Goldman Sachs recommended buying e-commerce conglomerate InterActiveCorp ( IACI) Friday, on the basis of higher earnings expectations.

The company is the Barry Diller vehicle that used to be called USA Interactive.

Analyst Anthony Noto raised second-quarter and full-year 2003 revenue and earnings estimates, citing "impressive fundamentals, strong balance sheet and valuation, which make it an attractive investment leveraged to the secular growth of the Internet."

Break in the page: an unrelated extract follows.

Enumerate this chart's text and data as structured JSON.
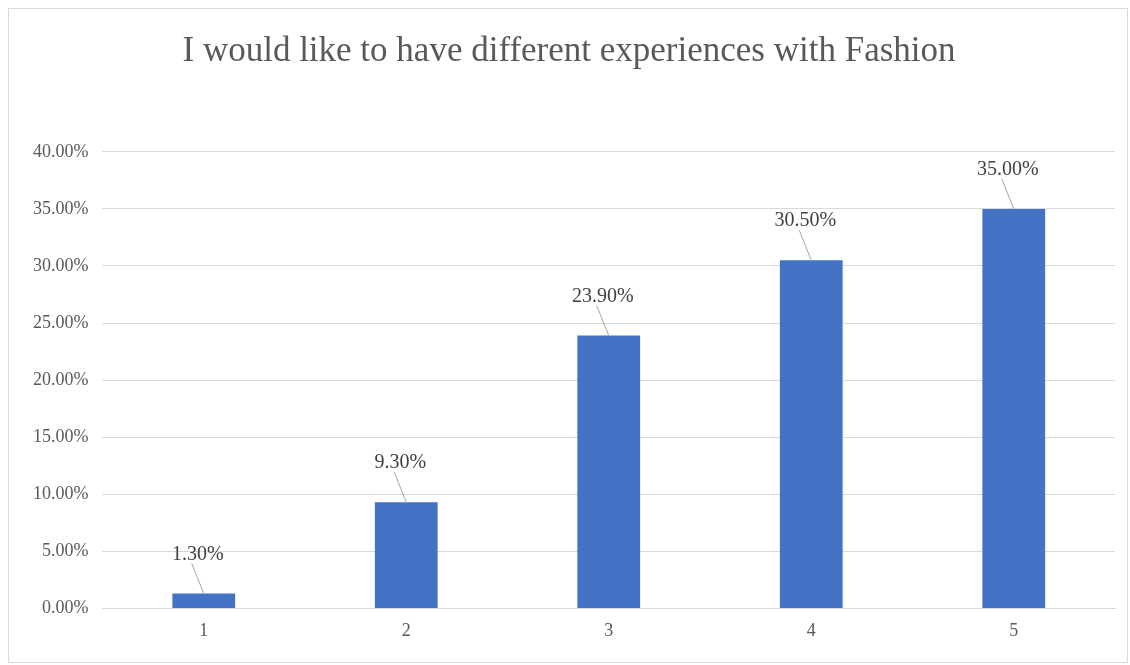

The firm now expects the operator of the travel sites Expedia ( EXPE) and Hotels.com ( ROOM) to earn 17 cents a share in the second quarter, up from the 16 cents it estimated previously, and for revenue to reach $1.52 billion, from $1.50 billion.

For 2003, Noto predicts a slightly higher profit of 76 cents a share, up from 75 cents, and for sales to hit $6.22 billion, above his initial estimate of $6.16 billion.

On the basis of these expectations, Noto believes the stock has the potential to rise 20% from current levels over an unspecified time frame.

Noto said several catalysts warrant the improved outlook, including completion of acquisitions and increased stock buyback activity.

The analyst kept his outperform rating on the stock. Goldman Sachs makes a market in the stock of and has an investment banking relationship with InterActiveCorp.

Shares of the company were $1.18 higher, or 3%, at $39.02 in morning trading Friday.